Unfazed, the young man responded excitedly, "Yes sir! Would you like me to do it again?" Without waiting for an answer, the man once again stepped back to the arch, took a running start, jumped, and smacked his forehead against the bell.
BWOOOOOOOOONNNG
Now, the minister was truly speechless. Although his previous thoughts about brain damage were almost certainly proven, he simply could not believe how beautiful the sound was that the bell made. He looked at the man, seeing no sign of harm to his head, but only a smile that showed how confident he was. The minister then made the final decision to make this young man the next bell ringer.
A few days had passed, and it was time for the f**... for the former ringer. Nearly the entire village showed up to mourn his passing. As the f**... dragged on as only funerals can, the newly appointed ringer made his way up the tower to give the bells a good BWONG-ing after the final eulogy had ended. This was his biggest break, his chance to show the entire village that he could be a great ringer. The excitement from that first day had swelled up until this point.

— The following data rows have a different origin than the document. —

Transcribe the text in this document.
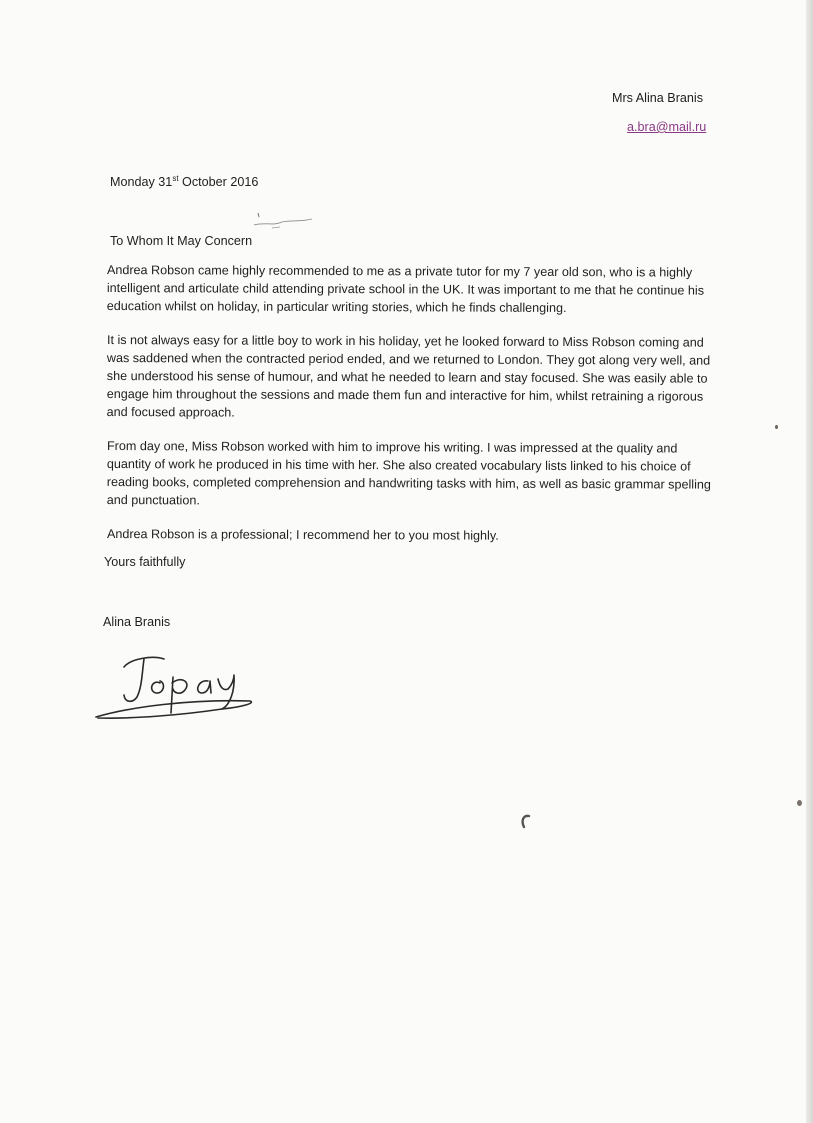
Mrs Alina Branis
a.bra@mail.ru
Monday 31st October 2016
To Whom It May Concern

Andrea Robson came highly recommended to me as a private tutor for my 7 year old son, who is a highly intelligent and articulate child attending private school in the UK. It was important to me that he continue his education whilst on holiday, in particular writing stories, which he finds challenging.

It is not always easy for a little boy to work in his holiday, yet he looked forward to Miss Robson coming and was saddened when the contracted period ended, and we returned to London. They got along very well, and she understood his sense of humour, and what he needed to learn and stay focused. She was easily able to engage him throughout the sessions and made them fun and interactive for him, whilst retraining a rigorous and focused approach.

From day one, Miss Robson worked with him to improve his writing. I was impressed at the quality and quantity of work he produced in his time with her. She also created vocabulary lists linked to his choice of reading books, completed comprehension and handwriting tasks with him, as well as basic grammar spelling and punctuation.

Andrea Robson is a professional; I recommend her to you most highly.

Yours faithfully
Alina Branis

He listed for the sound of the last "Amen" from the congregation. It was his time now. The armless man closed his eyes to take it all in. After a deep sigh, he took some steps back, broke into a run, jumped, and smacked his forehead on the edge of the bell. Then, to his surprise, he tripped on a large old nail as he landed, stumbled toward one of the arches, and, unable to balance himself, fell out of the tower to his death.
BWOOOOOOOOONNNG ... ... ... SPLAT!
The f**...-goers heard this strange sound and all rushed outside to see what was the matter. To their surprise, they found the newly appointed ringer dead on the ground. The crowd began talking among themselves, wondering who knew this man and whether any of his family was present. One man thought he had recognized the deceased man earlier with a family, but couldn't quite put his finger on it whether it was him or not. Everyone could agree that this man looked familiar.
As the minister finally reached the body through the crowd, he knelt down and wept beside him. A woman in the crowd asked, "Father, did you know who this man was?"
"No," he solemnly answered, "but his face sure rang a bell."